The move outraged Albanians in the area. Riza Halimi, the head of the Party for Democratic Action--the largest Albanian political party in the Presevo Valley--says NATO should be widening the zone instead of reducing it. "We cannot see this deployment as anything other than open pressure on the Albanian population in this region," Halimi says. "There is now a real danger for a further ethnic cleansing which will escalate the already difficult situation."

As Yugoslavian army personnel carriers zoomed past the predominantly ethnic Albanian village of Trnava along the Macedonian border, villagers gathered at a corner store. "NATO made a mistake and we are going to suffer because of that," says Baki Beqiri, an unemployed factory worker. "That army was in Kosovo and they massacred our people."
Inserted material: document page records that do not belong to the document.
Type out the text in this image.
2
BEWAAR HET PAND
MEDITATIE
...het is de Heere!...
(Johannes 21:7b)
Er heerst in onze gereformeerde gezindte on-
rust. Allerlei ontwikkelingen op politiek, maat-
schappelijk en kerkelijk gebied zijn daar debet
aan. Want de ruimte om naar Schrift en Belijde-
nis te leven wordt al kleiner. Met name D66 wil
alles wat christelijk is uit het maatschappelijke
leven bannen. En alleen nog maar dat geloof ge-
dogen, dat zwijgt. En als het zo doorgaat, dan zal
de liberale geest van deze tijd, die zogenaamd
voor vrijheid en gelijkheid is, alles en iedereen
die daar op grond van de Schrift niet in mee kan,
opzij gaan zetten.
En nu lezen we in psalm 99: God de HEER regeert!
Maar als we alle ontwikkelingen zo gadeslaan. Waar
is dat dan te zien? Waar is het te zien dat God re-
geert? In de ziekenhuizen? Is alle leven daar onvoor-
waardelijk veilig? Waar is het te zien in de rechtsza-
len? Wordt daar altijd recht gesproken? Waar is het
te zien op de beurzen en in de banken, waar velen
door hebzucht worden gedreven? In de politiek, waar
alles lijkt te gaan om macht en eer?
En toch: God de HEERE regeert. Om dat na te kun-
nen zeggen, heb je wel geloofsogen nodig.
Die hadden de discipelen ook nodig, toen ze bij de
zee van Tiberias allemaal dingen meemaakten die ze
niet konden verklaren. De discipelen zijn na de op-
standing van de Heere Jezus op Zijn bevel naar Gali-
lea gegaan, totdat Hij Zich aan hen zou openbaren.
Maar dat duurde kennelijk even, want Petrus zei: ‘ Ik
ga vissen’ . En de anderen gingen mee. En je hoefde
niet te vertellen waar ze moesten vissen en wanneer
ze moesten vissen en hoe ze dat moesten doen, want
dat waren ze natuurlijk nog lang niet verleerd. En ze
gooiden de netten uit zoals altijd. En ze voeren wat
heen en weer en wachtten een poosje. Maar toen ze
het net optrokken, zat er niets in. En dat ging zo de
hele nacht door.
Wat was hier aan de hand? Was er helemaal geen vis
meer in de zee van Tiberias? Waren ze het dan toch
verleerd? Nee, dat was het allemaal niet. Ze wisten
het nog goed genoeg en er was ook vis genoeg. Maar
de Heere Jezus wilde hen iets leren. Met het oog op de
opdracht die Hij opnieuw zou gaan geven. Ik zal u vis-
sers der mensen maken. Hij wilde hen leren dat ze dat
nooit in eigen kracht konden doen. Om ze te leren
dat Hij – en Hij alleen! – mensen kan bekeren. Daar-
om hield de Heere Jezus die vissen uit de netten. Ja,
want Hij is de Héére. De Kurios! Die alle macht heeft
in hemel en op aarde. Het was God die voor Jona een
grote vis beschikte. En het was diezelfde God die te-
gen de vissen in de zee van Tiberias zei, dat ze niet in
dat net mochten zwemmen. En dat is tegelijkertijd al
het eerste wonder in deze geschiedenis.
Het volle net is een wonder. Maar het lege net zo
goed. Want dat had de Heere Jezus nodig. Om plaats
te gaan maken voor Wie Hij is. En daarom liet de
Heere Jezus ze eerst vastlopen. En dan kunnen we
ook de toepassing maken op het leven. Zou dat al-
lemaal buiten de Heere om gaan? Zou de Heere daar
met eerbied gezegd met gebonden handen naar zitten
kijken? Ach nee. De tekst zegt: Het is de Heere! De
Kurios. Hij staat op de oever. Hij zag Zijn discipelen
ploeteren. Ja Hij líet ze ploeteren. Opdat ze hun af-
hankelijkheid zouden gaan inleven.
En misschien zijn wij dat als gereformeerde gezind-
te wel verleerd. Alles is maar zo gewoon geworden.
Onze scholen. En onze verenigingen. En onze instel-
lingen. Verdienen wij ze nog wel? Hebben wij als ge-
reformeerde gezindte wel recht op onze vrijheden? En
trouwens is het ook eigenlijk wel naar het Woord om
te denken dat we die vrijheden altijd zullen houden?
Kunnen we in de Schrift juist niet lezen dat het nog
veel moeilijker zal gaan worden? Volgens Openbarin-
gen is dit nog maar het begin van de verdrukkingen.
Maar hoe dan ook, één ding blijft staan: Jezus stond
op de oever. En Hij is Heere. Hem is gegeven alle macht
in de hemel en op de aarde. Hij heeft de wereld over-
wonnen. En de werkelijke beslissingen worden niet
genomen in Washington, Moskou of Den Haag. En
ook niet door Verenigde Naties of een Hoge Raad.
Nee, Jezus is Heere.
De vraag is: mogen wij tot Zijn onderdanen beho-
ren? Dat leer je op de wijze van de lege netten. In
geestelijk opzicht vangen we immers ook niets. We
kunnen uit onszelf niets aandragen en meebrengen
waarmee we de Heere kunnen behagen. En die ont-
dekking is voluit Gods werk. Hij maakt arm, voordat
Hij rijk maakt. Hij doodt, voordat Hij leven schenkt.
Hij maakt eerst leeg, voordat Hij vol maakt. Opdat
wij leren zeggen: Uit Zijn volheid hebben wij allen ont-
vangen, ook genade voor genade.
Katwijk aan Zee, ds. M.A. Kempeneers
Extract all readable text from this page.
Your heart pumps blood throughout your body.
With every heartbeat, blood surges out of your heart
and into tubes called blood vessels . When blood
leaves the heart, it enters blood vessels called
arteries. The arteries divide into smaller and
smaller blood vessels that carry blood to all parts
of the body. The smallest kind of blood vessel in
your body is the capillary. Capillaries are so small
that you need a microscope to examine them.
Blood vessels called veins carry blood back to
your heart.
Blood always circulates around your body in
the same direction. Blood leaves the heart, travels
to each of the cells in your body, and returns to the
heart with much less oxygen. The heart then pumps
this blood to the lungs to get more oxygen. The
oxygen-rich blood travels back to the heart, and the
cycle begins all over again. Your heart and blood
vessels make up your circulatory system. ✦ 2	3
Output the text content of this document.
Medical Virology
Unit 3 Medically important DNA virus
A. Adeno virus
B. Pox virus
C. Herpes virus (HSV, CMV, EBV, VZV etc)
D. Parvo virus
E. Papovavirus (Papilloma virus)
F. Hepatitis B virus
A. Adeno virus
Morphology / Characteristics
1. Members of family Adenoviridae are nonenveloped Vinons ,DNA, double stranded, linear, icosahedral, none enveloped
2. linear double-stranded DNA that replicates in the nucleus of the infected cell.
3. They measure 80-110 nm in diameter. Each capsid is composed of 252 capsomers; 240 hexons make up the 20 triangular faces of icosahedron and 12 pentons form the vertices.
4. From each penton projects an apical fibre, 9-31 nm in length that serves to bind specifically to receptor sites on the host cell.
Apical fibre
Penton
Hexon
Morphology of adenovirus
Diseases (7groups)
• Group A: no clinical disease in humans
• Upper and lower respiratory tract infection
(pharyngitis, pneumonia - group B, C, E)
Despite the ire it is evoking from the Albanian community, the rhetoric emanating from NATO headquarters in Brussels is that of support for both Yugoslavia and Macedonia. As Robertson said recently, "NATO will not permit a changing of borders in the Balkans."

But the reality remains that the forces attacking both countries are supplied from Kosovo, which is under a joint U.N./NATO administration. Macedonian Prime Minister Ljubco Georgievski recently blasted the United States and Germany--whose troops patrol the areas of Kosovo bordering northern Macedonia--for failing to halt the "terrorist" attacks against his country. "You can't persuade anyone in Macedonia today that the governments of the United States and Germany do not know who the terrorist leaders are and what they want," he said. "They could stop them."

Yugoslavian President Vojislav Kostunica echoed those sentiments in Belgrade. He accused the NATO-led forces in Kosovo of having "stimulated terrorism" instead of fighting it. "I ask once again: Is NATO a military or a humanitarian organization? What is the reason for its presence there?" Kostunica described the return of the Yugoslavian forces to the buffer zone as "one more proof of how inefficient in all these years KFOR has been."

Jeremy Scahill is a journalist based in Belgrade. He reports frequently for Pacifica radio.